If a refinance loan has a higher interest rate but a larger bonus, the interest cost will often outweigh the bonus over time.

A Quick Example

Imagine you refinance $50,000 in student loans for a ten year term.

Offer A

5.25% interest rate

No bonus

Offer B

5.50% interest rate

$300 refinancing bonus

Offer B does come with $300, but Offer A results in almost $750 less in interest. 

The bonus may look appealing initially. But over the life of the loan, the higher interest rate could cost more than the bonus is worth.

That’s why borrowers should compare the long-term cost of the loan first.

Step-by-Step: Compare Bonus Offers in 15 Minutes

  1. Write down your current loan balance and interest rate.
  2. Prequalify with several refinance lenders if soft credit checks are available.
  3. Compare interest rates and repayment terms first.
  4. Review the bonus eligibility rules.
  5. Estimate long-term interest savings.
  6. Choose the refinance loan that provides the best overall value.

Conclusion: How to Use Refinance Bonuses Strategically

It’s easy to focus on the bonus when comparing refinance offers.

A few hundred dollars can feel meaningful—especially when you’ve been managing student loan payments for years.
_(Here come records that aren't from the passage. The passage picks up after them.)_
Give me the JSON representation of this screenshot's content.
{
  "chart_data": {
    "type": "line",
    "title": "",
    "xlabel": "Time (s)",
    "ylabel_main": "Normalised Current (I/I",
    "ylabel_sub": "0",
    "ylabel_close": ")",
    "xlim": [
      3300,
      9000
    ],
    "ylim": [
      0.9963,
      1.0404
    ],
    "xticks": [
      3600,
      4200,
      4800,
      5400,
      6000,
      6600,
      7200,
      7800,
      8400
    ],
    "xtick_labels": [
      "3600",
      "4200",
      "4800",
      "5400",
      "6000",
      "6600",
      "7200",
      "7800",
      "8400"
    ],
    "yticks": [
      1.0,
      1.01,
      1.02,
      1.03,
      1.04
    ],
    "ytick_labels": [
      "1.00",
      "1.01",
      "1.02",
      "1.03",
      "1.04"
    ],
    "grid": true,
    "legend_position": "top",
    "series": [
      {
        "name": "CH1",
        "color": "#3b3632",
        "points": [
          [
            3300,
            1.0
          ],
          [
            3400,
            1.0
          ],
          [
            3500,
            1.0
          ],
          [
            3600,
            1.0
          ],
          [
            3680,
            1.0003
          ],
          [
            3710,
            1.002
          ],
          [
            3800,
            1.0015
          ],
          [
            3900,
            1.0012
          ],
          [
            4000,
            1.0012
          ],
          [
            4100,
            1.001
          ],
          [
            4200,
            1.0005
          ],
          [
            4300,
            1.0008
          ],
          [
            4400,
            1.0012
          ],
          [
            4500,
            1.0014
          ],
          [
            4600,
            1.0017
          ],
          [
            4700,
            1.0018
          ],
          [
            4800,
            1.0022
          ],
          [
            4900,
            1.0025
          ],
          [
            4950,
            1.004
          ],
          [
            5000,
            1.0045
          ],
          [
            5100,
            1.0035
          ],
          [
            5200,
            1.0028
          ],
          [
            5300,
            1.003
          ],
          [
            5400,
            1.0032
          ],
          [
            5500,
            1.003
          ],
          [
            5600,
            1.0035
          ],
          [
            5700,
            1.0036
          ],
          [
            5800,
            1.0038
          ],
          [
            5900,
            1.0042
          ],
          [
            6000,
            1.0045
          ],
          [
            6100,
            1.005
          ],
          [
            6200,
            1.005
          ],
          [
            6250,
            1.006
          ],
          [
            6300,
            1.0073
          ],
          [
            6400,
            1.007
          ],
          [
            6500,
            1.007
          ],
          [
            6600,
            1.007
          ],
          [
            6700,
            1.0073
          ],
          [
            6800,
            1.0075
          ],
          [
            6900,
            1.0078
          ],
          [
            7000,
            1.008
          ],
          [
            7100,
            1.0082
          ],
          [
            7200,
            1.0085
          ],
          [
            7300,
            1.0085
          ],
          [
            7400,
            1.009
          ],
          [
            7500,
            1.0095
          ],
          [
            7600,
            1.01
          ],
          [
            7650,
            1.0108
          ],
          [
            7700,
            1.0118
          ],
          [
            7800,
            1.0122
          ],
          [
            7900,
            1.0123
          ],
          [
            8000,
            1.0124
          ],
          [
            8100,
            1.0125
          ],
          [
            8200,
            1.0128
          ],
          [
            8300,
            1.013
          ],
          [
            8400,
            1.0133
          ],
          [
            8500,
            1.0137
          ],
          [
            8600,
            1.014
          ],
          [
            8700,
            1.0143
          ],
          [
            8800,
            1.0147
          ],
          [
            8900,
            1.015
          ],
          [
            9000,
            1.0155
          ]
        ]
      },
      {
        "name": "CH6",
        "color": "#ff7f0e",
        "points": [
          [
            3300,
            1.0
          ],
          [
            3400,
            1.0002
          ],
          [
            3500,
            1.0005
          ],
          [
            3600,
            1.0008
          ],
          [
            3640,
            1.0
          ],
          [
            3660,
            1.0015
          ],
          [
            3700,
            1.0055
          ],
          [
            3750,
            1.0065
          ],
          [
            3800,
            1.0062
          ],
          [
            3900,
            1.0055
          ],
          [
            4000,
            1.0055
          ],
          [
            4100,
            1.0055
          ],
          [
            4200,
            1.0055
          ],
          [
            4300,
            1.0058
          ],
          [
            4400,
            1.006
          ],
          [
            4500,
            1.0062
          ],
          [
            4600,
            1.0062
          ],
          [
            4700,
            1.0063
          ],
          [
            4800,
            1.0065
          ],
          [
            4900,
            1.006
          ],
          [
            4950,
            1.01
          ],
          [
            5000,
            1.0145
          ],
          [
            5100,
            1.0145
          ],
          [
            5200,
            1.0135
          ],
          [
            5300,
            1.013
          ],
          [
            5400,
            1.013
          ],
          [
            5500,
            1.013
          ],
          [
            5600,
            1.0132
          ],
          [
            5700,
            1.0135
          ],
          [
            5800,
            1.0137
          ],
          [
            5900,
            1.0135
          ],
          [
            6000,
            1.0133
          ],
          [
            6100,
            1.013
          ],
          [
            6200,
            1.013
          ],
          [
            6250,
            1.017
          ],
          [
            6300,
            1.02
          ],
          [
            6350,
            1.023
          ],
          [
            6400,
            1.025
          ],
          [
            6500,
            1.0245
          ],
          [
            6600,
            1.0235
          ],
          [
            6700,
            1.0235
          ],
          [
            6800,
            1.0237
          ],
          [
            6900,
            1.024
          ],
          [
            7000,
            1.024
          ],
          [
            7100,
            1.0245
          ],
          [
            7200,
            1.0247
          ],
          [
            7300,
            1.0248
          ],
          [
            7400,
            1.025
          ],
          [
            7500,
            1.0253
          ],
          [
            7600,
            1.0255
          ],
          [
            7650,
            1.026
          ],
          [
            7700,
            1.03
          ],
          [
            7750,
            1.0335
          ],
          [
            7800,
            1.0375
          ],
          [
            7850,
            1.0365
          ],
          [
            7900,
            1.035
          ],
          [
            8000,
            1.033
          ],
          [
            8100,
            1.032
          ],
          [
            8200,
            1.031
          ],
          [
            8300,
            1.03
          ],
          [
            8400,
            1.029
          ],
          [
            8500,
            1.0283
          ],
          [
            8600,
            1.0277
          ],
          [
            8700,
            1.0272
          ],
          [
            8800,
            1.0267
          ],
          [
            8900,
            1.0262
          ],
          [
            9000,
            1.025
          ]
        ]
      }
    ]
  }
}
Many borrowers may see the bonus first and assume it should guide their decision.

But borrowers who approach refinancing strategically tend to think differently about bonuses.

They may think to start by comparing interest rates, repayment terms and monthly payments, because those factors determine how much the loan will actually cost over time. Even a small difference in interest rate can translate into thousands of dollars in savings over the life of the loan.

Once those core details are clear, the bonus becomes something else.

It becomes a tie-breaker.

If two refinance lenders offer similar loan terms, similar rates and similar borrower protections, the bonus can help you decide which lender offers the better overall deal.

In that sense, refinance bonuses are best viewed as a small extra reward on top of a smart refinancing decision—not the reason to refinance in the first place.

Borrowers who approach refinance bonuses this way often get the best of both outcomes:

  • Lower long-term interest costs
  • A small upfront financial benefit

And when refinancing a loan that may last 10 or 20 years, the long-term savings almost always matter far more than the one-time bonus.